Pour les dispositifs recyclables qui ont été en contact avec les tissus considérés comme infectieux, cinq étapes sont détaillées, pour lesquelles un renforcement des précautions est ordonné :
- le nettoyage, impératif aussitôt après chaque utilisation, qui doit être effectué dans un bain détergent pendant au moins 15 minutes ;
- l'inactivation des agents transmissibles non conventionnels à l'aide de la soude, si le matériel le permet ;
- la stérilisation par autoclaves pour charge poreuse à 134 degrés pendant au moins 18 minutes (seul procédé validé à ce jour) ;
- la désinfection par eau stérile pour dispositifs médicaux ;
- la séquestration avec identification.
Rechercher les antécédents
La circulaire précise enfin la conduite à tenir vis-à-vis du matériel utilisé chez les patients ultérieurement suspectés ou reconnus atteints d'une ESST. Il sera alors nécessaire de rechercher dans les antécédents d'un tel patient tous les actes qui ont comporté un contact direct avec les tissus jugés infectieux, et ce jusques et y compris au cours des six mois qui ont précédé l'apparition des signes cliniques. D'autre part, il faudra retrouver les cinq premiers patients chez lesquels le matériel ayant servi lors de ces actes a été réemployé, dans l'éventualité de la mise en place d'un dépistage, voire d'un traitement, des ESST.

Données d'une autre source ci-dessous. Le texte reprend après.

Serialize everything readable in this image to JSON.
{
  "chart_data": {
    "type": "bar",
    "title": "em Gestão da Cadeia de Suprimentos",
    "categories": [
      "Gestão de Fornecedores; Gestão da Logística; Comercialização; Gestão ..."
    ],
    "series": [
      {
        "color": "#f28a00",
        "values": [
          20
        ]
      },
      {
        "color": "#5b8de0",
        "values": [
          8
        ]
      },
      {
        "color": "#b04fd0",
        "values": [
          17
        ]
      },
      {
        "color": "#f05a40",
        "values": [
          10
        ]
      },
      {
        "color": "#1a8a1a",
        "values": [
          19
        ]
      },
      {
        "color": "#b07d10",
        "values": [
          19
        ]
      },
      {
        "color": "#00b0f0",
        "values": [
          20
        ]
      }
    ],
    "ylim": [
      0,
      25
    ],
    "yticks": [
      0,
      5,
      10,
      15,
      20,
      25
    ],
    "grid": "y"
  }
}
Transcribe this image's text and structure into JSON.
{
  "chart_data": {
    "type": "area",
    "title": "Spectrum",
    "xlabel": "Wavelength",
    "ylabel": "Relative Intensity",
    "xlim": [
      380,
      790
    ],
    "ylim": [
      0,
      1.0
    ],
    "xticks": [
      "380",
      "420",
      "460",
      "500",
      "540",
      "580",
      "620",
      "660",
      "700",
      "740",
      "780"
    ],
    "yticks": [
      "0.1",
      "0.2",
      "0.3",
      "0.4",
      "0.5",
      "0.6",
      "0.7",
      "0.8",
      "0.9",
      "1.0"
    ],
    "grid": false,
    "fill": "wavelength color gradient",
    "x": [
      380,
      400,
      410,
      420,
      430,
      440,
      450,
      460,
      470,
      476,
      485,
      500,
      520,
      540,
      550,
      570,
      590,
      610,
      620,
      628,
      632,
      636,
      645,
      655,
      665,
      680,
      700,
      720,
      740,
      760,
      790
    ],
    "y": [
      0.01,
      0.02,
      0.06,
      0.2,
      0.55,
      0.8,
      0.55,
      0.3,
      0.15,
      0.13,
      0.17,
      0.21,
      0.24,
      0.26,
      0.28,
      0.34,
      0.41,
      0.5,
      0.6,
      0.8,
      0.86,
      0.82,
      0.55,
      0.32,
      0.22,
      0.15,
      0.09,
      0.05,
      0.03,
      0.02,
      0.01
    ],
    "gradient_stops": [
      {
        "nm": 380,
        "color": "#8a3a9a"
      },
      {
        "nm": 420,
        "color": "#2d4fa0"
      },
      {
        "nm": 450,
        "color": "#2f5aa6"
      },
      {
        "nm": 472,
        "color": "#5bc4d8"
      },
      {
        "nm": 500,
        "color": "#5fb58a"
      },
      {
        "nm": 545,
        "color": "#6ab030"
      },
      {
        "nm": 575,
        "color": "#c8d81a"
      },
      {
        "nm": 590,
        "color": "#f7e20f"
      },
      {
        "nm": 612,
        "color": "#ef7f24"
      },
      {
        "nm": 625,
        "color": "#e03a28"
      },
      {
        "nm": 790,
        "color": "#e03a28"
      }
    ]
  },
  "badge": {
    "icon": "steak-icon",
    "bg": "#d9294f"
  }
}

Les deux ministres, qui se déclarent conscients des conséquences de leurs recommandations dans la vie quotidienne des professionnels, concluent que chaque établissement recevra les moyens financiers nécessaires, « selon le calendrier le plus adapté ».
* Pour le sang, les données actuellement disponibles tendent à considérer que le risque infectieux, s'il existe, est très faible.